El dato surge de un muestreo a casi 400 personas. El nivel de fidelidad al comercio alimenticio trepa al 69%, y depende en gran medida de la cercanía al domicilio
Y pese a que en términos económicos la ciudad se caracteriza por la ponderancia del comercio minorista, los resultados de la investigación de campo arrojaron que los clientes locales optan más por el supermercado (49%) que por el almacén de barrio (15%).
Entre los objetivos del estudio, explicaron sus realizadores en un comunicado de prensa, aparecen la intención de conocer los hábitos de compra de los clientes consumidores de alimentos y la necesidad de determinar el uso del comercio electrónico como mecanismo de compra.
Además, el propósito de la investigación estuvo enfocado en reconocer las principales motivaciones e influencias a la hora de decidir el lugar de compra, como así también identificar la existencia de planificación en el proceso compra y el posicionamiento del canal de ventas.
Los resultados del estudio surgieron tras una muestra a base de 383 encuestados de ambos sexos, todos mayores de 18 años, con diverso nivel educativo y variadas ocupaciones.
El formato preferido por los consumidores para realizar habitualmente las compras es el supermercado.

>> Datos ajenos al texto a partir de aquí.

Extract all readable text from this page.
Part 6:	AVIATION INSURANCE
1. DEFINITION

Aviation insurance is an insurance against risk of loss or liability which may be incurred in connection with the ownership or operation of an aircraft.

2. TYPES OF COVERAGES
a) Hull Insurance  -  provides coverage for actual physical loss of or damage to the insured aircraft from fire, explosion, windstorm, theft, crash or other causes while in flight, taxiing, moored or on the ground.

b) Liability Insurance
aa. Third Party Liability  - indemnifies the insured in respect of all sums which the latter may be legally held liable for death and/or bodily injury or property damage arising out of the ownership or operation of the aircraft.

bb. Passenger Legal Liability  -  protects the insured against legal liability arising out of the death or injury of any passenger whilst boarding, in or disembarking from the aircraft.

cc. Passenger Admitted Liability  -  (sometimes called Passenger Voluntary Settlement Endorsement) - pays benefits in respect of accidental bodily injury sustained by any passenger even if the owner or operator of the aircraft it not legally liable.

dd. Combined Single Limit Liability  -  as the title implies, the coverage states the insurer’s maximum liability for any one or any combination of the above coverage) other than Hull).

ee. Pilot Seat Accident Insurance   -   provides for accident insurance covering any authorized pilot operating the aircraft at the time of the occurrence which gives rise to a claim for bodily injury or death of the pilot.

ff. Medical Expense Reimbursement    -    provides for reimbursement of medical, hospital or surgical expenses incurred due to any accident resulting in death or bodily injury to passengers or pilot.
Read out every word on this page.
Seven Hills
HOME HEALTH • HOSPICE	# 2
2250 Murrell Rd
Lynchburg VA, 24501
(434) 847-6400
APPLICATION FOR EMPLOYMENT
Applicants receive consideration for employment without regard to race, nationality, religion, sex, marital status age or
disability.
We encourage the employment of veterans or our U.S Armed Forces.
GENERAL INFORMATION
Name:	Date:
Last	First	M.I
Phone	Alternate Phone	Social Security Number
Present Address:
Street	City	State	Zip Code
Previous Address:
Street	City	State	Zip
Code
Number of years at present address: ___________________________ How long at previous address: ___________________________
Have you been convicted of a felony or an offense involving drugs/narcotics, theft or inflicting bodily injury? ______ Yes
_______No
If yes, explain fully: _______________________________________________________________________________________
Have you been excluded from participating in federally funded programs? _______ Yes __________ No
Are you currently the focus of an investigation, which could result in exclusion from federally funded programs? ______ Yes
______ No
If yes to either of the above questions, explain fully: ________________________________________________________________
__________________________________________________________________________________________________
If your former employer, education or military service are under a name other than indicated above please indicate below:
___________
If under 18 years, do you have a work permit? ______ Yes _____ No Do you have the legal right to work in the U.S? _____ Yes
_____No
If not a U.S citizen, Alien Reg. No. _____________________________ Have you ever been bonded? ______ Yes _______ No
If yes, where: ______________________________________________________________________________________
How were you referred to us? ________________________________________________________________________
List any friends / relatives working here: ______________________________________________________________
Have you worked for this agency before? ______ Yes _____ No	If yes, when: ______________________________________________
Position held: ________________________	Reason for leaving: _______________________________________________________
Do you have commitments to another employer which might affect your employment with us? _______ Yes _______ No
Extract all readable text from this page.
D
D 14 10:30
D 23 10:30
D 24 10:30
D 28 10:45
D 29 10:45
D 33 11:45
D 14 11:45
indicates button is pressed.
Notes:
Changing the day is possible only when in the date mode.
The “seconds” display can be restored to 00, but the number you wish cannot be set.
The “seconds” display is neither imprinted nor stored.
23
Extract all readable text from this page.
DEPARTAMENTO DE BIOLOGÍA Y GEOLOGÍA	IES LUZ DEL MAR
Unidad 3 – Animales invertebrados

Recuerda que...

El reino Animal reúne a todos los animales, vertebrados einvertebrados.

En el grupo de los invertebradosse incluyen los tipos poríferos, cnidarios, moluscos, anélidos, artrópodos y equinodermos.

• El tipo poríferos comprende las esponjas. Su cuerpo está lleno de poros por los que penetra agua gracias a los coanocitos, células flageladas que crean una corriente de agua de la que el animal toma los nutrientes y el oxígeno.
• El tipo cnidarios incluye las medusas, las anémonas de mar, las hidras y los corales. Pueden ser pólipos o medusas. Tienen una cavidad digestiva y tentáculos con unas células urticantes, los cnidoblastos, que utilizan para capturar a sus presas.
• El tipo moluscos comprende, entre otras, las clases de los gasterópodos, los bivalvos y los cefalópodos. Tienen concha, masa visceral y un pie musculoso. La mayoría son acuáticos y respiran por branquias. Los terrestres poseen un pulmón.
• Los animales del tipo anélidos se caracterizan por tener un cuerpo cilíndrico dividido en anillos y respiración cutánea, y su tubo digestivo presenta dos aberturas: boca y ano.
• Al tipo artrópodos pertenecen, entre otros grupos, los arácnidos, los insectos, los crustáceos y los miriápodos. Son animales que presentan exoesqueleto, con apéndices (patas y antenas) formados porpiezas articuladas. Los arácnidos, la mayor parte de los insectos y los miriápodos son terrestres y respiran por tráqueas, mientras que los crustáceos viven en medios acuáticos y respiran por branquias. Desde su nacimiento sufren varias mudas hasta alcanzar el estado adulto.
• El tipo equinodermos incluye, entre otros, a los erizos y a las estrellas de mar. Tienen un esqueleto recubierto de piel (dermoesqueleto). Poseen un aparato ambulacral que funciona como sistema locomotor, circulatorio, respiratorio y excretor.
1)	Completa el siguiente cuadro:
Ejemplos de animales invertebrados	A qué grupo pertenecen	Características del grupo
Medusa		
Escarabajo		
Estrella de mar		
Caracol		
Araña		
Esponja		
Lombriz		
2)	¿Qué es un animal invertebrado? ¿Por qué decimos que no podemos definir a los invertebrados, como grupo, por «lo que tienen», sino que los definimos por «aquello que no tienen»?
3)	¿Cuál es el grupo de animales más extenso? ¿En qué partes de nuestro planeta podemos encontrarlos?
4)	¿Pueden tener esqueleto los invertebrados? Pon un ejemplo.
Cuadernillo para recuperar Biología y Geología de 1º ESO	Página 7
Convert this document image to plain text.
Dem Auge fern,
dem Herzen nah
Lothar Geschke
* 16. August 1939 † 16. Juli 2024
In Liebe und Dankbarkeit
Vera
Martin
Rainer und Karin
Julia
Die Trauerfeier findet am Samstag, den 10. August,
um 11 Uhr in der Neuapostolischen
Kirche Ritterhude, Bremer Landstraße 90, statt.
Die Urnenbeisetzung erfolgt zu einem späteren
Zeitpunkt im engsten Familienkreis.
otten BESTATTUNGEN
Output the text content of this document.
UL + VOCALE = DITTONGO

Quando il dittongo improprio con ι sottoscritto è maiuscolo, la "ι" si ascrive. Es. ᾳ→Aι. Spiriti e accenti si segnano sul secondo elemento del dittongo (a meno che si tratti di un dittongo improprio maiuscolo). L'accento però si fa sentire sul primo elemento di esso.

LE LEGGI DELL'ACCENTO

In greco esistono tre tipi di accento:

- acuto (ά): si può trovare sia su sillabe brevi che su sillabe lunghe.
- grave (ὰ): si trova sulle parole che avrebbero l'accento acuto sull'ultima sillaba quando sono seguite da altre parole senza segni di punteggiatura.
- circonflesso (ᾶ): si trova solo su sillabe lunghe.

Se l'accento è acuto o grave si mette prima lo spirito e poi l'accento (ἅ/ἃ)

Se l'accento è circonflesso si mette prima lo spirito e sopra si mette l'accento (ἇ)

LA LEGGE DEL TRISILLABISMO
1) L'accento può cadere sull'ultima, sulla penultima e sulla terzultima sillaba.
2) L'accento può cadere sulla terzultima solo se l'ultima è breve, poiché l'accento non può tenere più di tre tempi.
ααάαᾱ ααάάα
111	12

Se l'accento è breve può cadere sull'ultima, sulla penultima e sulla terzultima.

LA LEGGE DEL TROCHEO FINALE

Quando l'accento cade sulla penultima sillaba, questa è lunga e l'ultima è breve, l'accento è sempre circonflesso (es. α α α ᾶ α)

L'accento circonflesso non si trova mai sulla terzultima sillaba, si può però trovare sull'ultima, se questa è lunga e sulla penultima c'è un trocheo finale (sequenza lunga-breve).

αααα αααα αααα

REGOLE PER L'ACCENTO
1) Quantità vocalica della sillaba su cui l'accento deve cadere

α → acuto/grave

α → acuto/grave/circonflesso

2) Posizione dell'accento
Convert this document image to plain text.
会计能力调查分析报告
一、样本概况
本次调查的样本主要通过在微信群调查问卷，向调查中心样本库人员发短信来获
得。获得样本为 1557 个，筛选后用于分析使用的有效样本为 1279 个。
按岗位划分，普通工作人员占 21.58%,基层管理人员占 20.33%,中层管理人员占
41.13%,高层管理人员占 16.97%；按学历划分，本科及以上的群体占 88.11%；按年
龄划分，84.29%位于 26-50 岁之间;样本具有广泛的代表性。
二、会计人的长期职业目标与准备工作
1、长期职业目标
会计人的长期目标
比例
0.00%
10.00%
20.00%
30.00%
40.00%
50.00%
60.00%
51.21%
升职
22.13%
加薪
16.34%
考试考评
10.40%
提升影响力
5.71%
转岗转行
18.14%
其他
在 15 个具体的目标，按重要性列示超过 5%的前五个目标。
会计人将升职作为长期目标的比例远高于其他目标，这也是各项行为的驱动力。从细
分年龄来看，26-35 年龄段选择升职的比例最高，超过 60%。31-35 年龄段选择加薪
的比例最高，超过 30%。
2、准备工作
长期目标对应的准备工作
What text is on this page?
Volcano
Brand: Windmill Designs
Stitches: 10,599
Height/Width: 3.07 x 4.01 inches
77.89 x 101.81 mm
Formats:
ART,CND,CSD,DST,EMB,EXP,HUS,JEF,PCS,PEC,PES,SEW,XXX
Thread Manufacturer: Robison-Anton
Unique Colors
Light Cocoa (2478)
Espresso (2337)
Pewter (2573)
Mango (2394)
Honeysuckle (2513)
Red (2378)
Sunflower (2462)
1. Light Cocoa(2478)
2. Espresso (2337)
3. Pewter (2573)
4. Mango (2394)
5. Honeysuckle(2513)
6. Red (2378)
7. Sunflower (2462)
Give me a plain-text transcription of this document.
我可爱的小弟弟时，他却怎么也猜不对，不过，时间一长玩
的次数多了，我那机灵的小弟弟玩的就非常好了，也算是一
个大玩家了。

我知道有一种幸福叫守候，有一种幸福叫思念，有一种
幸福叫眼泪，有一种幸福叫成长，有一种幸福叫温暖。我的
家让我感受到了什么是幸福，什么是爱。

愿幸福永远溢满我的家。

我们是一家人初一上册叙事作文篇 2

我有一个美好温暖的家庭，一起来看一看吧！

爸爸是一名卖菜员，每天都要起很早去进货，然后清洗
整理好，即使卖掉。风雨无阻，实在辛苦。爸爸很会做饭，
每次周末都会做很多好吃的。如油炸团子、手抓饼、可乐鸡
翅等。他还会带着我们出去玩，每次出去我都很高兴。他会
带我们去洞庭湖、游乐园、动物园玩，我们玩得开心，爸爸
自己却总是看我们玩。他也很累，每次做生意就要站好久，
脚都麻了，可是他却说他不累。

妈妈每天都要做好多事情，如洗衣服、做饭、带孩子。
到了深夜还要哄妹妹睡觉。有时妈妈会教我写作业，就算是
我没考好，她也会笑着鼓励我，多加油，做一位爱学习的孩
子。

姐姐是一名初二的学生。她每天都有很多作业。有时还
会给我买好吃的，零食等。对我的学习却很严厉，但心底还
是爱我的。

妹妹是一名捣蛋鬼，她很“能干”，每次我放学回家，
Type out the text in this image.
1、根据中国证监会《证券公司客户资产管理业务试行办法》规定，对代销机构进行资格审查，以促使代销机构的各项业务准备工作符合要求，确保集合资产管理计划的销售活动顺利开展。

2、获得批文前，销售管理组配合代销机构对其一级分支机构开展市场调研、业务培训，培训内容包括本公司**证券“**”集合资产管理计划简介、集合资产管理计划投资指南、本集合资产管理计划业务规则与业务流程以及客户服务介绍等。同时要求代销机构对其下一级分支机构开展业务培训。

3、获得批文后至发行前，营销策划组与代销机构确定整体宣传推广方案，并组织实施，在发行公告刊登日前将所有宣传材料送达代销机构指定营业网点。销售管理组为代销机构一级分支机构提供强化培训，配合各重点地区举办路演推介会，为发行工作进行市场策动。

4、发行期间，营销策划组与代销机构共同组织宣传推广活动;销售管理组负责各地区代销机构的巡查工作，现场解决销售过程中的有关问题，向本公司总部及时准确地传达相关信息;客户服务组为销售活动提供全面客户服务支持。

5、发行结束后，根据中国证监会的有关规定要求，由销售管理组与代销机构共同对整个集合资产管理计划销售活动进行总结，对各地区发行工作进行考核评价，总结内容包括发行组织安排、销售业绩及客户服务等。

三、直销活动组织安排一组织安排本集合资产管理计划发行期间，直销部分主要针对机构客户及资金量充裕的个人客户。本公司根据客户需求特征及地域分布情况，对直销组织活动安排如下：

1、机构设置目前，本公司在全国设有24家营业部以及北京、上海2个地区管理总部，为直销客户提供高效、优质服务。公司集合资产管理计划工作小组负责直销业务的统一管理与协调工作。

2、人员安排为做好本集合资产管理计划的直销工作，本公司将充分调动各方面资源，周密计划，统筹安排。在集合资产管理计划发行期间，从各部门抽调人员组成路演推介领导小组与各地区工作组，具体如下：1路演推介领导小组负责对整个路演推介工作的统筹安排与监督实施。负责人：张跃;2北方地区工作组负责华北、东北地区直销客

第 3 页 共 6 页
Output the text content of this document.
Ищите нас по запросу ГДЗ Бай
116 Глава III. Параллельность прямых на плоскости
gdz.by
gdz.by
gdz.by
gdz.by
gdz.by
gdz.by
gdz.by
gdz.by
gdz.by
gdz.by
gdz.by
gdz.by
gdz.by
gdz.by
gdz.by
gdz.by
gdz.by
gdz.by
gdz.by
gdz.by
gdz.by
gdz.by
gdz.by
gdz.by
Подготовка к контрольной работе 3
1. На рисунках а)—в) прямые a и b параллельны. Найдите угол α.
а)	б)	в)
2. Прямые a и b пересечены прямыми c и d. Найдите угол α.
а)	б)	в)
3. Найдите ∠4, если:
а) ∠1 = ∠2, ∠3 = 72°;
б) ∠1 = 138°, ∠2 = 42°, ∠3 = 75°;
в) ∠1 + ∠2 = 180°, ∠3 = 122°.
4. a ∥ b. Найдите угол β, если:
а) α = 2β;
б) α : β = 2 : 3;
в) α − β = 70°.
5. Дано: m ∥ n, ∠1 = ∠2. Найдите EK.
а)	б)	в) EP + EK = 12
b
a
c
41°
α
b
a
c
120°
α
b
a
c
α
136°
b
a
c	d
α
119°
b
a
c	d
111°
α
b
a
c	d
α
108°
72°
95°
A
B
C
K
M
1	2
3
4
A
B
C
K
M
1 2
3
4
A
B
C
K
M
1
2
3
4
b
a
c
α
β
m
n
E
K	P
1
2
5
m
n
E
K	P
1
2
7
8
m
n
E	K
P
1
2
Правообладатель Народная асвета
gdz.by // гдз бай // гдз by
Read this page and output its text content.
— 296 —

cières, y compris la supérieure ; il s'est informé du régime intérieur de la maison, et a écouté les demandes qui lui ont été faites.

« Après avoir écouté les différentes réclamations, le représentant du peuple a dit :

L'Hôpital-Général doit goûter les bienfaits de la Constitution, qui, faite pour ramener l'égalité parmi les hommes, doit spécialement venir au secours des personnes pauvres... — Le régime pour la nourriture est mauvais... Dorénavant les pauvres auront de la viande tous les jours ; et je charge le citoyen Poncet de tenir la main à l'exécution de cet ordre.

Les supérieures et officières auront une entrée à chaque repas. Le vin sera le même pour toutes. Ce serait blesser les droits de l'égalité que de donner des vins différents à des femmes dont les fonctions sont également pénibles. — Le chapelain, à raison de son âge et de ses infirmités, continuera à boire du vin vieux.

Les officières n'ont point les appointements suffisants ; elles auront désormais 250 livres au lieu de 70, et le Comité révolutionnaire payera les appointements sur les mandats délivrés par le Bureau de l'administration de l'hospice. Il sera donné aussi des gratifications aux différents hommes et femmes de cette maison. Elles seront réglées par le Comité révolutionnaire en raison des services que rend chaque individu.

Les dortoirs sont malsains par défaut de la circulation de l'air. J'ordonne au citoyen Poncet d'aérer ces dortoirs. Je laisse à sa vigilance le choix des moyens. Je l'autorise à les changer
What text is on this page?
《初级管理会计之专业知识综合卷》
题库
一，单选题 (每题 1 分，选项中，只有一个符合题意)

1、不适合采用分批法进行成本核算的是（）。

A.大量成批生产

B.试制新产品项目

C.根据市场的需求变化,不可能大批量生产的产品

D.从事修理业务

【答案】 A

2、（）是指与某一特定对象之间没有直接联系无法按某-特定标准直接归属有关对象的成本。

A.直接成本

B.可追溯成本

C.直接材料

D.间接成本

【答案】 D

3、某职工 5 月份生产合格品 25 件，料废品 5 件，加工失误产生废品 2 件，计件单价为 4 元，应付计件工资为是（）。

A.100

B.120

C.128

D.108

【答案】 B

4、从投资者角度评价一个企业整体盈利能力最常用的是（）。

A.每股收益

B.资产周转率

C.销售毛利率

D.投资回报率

Le sigue, en orden de prioridad, la despensa, que es muy poco utilizada por los hombres. “Tienen mayor predilección por el supermercado asiático y la feria comunitaria”, se especifica en el informe.
Por su parte, las mujeres realizan las compras tanto en las grandes cadenas alimenticias como en las despensas de barrio.
En cuanto a la elección del comercio para realizar las compras, el 69% de los encuestados prefiere comprar en el mismo lugar. Se llegó a la conclusión de que la fidelidad está asociada principalmente a la cercanía. Sin embargo, los clientes que realizan compras en diferentes lugares lo hacen en función de los precios y las ofertas.
Entre los principales atributos valorados para seleccionar el negocio, los consumidores destacan: el precio, la variedad, la cercanía y por último la limpieza y estética; el estacionamiento, en cambio, es un atributo poco valorado.
Siguiendo el mismo análisis, los adultos entre 26 y 60 años priorizan el precio y los productos de oferta en mayor medida que otros rangos de edad. En cambio, los adultos menores y adultos mayores ponen mayor énfasis en la cercanía y la variedad de productos.
También se determinó que las compras son realizadas con una frecuencia diaria o semanal y sólo unos pocos realizan compras mensuales o quincenales.
Las mayor proporción se concreta en efectivo, sin embargo el 52% de los clientes manifiesta utilizar en algún momento la tarjeta de crédito, cuyo uso aumentó significativamente y modificó los días de compra, debido a las promociones realizadas por los bancos.
En relación a los medios de compra de productos alimenticios sólo el 6% indicó que compró alimentos a través de internet en el último año.
El formato de Súper e Hipermercado según el posicionamiento del cliente está asociado a amplitud de surtido, ofertas y precio bajo. Sólo el 15% lo encuentra como una opción de cercanía. La tendencia de expansión geográfica de las grandes cadenas de supermercado todavía no se ve reflejada en su posicionamiento.
La despensa en cambio está asociada claramente a un formato de cercanía, en segundo lugar la atención personalizada pero muy distante con un 23%
En general los clientes otorgan mayor puntaje a las empresas que en promedio tienen precios más bajos sobre aquéllas que solo poseen productos de oferta o realizan acciones con tarjeta de crédito y débito. Al darle un mayor puntaje a la cercanía, la disponibilidad de estacionamiento pasa a un segundo plano.
Por último, el aumento de precios es un aspecto que los encuestados resaltan como algo que les llama la atención al realizar las compras.